Comme dans beaucoup d’autres pays du monde, le coronavirus a imposé une trêve à la classe politique sénégalaise. Une pause qui semble trop durer puisque certains commencent à sortir de leur “quarantaine”.

“Notre présence ici suffit à indiquer que l’heure est grave”, déclarait Ousmane Sonko, le 24 mars dernier, au sortir d’une audience avec le président de la République. A sa suite, Idrissa Seck, également reçu par le chef de l’Etat, indiquait: “L’eau qui est destinée à éteindre le feu n’a pas besoin d’être filtrée.” Autrement dit, tous les moyens sont bons pour lutter contre le Covid-19. Le chef du parti Rewmi appelait même les députés à voter à l’unanimité la loi d’habilitation. Dès lors, la classe politique était entrée en “quarantaine”. Plus un seul avis critique sur la gestion de la crise sanitaire par le gouvernement. Le débat démocratique est ainsi mis entre parenthèses.
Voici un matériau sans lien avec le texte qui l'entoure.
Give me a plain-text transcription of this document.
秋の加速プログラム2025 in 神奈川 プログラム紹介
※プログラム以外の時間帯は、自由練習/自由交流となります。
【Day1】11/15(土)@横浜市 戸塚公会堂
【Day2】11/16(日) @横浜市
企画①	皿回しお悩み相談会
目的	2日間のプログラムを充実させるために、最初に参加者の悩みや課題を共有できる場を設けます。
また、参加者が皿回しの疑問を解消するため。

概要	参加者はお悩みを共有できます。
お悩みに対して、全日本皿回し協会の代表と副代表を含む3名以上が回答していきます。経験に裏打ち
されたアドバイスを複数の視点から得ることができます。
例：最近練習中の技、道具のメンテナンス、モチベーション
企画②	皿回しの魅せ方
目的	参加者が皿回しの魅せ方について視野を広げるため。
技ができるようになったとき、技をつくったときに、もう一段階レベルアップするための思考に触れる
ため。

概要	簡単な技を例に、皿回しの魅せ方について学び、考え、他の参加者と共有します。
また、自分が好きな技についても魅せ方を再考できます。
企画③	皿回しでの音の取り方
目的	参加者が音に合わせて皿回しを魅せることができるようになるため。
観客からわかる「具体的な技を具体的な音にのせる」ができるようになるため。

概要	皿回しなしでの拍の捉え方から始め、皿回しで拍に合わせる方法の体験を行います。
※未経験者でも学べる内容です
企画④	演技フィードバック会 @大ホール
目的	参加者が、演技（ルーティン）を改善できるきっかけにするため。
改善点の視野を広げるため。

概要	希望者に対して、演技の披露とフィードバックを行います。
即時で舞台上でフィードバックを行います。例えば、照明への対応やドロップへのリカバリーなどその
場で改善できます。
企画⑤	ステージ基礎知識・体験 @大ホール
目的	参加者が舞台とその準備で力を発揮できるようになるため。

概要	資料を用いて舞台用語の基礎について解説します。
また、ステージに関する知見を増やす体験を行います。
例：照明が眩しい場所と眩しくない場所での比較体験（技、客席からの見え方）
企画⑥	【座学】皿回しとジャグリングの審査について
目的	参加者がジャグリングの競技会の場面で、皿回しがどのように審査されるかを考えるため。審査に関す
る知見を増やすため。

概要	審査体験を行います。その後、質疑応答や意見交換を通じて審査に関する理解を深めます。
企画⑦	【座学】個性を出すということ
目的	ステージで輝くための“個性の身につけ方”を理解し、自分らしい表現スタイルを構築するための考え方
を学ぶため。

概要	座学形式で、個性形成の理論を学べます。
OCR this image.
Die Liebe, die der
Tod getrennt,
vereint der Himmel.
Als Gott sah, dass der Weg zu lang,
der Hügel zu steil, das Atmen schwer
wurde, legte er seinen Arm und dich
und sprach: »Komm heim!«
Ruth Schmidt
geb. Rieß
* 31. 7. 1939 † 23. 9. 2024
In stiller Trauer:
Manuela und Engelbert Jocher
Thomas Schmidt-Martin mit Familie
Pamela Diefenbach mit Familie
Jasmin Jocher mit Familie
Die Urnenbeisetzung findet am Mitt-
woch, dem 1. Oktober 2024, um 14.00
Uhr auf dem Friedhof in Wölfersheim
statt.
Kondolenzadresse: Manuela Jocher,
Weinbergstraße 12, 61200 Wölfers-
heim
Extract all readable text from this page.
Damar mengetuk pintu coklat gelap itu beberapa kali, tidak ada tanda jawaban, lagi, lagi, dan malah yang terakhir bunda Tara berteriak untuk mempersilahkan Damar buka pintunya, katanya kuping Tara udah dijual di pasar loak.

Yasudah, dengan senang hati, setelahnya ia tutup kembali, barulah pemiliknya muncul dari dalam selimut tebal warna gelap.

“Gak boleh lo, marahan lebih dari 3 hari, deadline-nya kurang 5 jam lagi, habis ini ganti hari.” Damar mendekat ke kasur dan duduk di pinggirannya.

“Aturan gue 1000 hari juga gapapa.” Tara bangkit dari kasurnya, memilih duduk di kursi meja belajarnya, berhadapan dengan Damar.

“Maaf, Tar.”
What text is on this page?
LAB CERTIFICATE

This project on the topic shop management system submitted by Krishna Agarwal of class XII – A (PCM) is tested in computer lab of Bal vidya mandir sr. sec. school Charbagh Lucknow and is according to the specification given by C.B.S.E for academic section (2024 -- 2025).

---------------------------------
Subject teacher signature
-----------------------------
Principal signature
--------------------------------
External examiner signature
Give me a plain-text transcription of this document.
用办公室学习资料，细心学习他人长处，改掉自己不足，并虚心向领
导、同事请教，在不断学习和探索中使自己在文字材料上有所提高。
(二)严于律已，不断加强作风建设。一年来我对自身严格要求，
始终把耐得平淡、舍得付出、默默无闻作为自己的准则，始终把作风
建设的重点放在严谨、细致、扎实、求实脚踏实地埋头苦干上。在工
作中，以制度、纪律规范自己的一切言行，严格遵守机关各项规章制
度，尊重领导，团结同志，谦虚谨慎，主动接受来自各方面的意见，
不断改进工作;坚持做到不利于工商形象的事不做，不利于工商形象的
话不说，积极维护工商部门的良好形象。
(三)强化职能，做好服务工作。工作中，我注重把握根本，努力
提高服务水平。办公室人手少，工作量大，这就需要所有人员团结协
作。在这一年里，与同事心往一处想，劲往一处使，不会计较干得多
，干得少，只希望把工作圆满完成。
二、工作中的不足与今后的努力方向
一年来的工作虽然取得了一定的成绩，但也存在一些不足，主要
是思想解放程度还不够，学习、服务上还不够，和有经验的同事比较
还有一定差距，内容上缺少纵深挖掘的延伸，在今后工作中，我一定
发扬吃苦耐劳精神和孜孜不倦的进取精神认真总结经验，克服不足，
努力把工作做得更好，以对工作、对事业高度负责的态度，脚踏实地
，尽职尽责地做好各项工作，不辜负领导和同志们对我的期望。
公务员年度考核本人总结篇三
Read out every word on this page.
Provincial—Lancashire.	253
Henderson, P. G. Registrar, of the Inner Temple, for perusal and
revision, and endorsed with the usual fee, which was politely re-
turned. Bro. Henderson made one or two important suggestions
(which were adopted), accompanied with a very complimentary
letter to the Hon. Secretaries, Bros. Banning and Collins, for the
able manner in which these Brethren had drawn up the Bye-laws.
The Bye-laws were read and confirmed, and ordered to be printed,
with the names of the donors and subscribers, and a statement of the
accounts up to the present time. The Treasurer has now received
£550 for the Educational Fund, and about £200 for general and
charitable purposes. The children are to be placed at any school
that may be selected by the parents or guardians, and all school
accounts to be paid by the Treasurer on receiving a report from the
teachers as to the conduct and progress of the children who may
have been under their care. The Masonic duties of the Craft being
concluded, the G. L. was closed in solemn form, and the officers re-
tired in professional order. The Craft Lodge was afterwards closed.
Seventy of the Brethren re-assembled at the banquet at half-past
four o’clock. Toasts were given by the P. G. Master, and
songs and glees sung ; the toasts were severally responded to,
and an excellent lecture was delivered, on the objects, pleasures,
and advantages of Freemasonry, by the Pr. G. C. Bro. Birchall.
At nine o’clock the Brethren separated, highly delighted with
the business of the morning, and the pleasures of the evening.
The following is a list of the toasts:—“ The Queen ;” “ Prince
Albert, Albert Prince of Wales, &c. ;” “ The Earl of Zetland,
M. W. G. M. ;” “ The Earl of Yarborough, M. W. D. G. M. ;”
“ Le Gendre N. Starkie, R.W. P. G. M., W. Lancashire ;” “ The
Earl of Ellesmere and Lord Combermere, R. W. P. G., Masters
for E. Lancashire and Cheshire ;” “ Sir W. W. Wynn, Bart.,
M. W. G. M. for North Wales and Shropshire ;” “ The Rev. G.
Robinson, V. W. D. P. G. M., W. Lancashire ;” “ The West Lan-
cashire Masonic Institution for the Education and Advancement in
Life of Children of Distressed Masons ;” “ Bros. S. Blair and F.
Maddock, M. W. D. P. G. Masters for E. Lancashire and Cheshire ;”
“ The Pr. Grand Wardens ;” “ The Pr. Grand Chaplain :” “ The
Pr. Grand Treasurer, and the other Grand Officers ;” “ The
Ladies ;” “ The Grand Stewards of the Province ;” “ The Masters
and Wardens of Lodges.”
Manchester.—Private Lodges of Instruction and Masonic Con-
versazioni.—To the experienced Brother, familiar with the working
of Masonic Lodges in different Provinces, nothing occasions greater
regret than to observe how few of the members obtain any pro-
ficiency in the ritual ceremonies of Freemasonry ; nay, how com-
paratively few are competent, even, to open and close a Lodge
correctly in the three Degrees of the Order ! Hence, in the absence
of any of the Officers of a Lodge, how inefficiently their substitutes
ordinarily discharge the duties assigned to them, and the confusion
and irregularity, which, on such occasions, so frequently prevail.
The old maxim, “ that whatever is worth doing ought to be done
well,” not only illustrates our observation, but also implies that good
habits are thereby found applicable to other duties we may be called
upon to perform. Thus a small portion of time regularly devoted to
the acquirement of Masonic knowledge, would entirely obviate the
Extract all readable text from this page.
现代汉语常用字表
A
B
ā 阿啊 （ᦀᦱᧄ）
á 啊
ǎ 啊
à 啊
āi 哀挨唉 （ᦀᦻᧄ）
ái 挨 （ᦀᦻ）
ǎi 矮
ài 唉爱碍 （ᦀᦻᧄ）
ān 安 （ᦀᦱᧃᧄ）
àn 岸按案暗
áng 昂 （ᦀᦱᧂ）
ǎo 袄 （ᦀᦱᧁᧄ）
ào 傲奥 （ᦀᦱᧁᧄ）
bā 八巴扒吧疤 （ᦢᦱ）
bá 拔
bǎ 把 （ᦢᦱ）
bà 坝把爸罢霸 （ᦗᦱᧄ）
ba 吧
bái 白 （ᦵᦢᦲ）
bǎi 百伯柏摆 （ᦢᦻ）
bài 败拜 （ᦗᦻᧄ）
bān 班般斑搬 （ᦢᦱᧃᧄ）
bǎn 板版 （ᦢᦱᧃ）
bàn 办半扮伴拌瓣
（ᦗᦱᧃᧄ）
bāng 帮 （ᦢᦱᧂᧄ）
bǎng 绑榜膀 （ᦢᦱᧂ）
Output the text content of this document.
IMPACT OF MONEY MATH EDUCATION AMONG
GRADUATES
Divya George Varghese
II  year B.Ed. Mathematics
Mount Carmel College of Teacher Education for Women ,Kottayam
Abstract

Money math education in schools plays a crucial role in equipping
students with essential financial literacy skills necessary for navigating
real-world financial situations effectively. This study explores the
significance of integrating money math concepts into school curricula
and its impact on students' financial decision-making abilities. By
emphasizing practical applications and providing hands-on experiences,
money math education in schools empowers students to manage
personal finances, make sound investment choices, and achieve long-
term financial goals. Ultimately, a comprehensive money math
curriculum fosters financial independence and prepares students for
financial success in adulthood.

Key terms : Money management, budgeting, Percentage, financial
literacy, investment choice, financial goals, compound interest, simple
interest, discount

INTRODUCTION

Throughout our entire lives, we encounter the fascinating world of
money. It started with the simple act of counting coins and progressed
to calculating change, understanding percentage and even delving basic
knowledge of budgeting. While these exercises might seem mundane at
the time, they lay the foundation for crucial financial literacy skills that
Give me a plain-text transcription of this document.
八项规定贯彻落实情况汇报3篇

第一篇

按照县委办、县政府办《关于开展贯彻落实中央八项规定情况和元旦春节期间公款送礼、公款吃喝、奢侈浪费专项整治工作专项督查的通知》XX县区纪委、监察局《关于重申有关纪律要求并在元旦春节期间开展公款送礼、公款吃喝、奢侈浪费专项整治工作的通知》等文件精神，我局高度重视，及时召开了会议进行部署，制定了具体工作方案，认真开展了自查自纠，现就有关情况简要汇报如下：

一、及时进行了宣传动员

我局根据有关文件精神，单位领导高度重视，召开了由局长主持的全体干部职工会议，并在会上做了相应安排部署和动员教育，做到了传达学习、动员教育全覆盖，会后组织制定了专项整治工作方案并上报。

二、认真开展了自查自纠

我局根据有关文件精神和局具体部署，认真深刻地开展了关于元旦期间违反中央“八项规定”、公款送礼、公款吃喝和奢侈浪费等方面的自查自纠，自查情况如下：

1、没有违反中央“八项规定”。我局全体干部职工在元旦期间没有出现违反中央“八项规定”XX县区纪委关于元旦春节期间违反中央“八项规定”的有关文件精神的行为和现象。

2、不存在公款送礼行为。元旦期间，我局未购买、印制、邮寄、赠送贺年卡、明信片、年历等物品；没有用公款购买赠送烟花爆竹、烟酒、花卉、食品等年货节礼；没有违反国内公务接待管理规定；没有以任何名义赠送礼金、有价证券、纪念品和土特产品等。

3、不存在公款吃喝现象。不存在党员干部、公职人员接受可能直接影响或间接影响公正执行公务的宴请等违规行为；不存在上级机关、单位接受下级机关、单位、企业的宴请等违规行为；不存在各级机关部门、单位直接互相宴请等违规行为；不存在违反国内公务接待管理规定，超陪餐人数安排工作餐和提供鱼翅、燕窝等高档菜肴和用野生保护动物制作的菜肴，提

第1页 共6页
Aucune voix, en dehors de quelques défenseurs des droits de l’homme, pour dénoncer la violence exercée par les forces de l’ordre sur les citoyens lors des deux premiers jours du couvre-feu. Aucune voix discordante en dehors de celles à peine audibles d’un Abdoul Mbaye ou du député Mamadou Lamine Diallo.

Eh bien, il semble de plus en plus que cette mise en quarantaine volontaire était une erreur. Puisqu’elle a permis à Macky Sall et à son pouvoir de dérouler en toute tranquillité. La preuve: beaucoup de manquements sont notés dans l’attribution des marchés des denrées alimentaires destinées aux populations. Un seul homme d’affaires a ainsi pu gagner deux marchés d’une valeur estimée à plus de 17 milliards. Le député Demba Diop Sy s’est adjugé le marché du transport des vivres. Alors que, selon les spécialistes, la loi ne le lui permet pas. Et c’est le moment choisi par les acteurs politiques pour sortir timidement de leur confinement. Sur la chaîne de télévision privée Walf Tv, le député Cheikh Bamba Dièye soutient que l’Assemblée nationale n’a pas le choix, elle est obligée de réclamer des comptes à l’exécutif. Mais pour Me Abdoulaye Tine, avocat inscrit au barreau de Paris, le débat critique n’aurait jamais dû cesser. Selon lui, il faut que l’Assemblée continue de contrôler ce que fait le gouvernement. “Le coronavirus tue, mais il enrichit des gens sur le dos des populations vulnérables”, dénonce les Forces démocratiques du Sénégal (Fds) de docteur Babacar Diop.

Toutefois, si ces quelques salves annoncent une timide fin de quarantaine pour la classe politique, les grands partis comme le Parti démocratique sénégalais (Pds) ou encore le Rewmi d’Idrissa Seck préfèrent garder le silence sur ce que d’aucuns perçoivent comme un parfum de scandale. Pourtant, dans un pays comme la France où le Covid-19 fait beaucoup plus de dégâts, l’opposition continue de jouer son rôle en critiquant le gouvernement d’Emmanuel Macron, notamment sur le dossier des masques ou des maisons de retraite et même de la protection du personnel soignant. Des critiques qui, sans aucun doute, aident le pouvoir à s’ajuster et à respecter les lois et règlements.